Argument is path to pdf representing one (1) page. Must be on disk. Perl setget method.

abs_images()

Returns aref of images, returns list in list context, array ref otherwise. Uses PDF::GetImages, slow.

   my $imgs = $p->abs_images;
   my @imgs = $p->abs_images;

abs_images_count()

Takes no argument. Returns ammount of images found in page.

text()

Takes no argument. Returns all text, images plus text. Returns empty string if none.

text_length()

Takes no argument. Returns number, length of the text. Returns 0 if none.

CLASS VARIABLES

Defaults shown.

Eval pdf with PDF::API2 for correctness/etc.
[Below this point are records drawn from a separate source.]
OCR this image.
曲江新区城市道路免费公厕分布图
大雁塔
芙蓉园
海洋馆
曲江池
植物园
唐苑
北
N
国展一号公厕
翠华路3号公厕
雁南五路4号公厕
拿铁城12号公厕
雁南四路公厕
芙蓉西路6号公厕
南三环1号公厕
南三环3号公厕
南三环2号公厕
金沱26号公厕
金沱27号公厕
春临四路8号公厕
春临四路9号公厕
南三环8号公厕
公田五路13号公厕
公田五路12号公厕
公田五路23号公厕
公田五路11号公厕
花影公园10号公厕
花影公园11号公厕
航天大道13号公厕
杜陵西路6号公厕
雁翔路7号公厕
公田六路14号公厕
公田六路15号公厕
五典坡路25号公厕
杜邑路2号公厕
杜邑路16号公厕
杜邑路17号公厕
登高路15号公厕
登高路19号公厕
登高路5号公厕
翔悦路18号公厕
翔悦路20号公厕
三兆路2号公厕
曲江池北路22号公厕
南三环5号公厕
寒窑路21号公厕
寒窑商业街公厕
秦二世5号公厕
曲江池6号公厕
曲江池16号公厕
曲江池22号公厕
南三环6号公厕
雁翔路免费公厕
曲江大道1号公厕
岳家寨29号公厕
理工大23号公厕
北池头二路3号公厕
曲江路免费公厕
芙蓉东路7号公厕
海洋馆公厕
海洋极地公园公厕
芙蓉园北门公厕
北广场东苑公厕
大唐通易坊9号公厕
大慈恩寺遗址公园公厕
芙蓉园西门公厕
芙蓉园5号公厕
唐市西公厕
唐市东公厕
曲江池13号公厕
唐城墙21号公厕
   $PDF::OCR2::CHECK_PDF = 0;

Do not clean up trash when DESTROY

   $PDF::OCR2::Page::NO_TRASH_CLEANUP = 0;

Debug on

   $PDF::OCR2::Page::DEBUG = 0;

SEE ALSO

PDF::OCR2 - parent package.

AUTHOR

Leo Charre leocharre at cpan dot org

COPYRIGHT

Copyright (c) 2008 Leo Charre. All rights reserved.

LICENSE

This package is free software; you can redistribute it and/or modify it under the same terms as Perl itself, i.e., under the terms of the "Artistic License" or the "GNU General Public License".

DISCLAIMER

This package is distributed in the hope that it will be useful, but WITHOUT ANY WARRANTY; without even the implied warranty of MERCHANTABILITY or FITNESS FOR A PARTICULAR PURPOSE.

See the "GNU General Public License" for more details.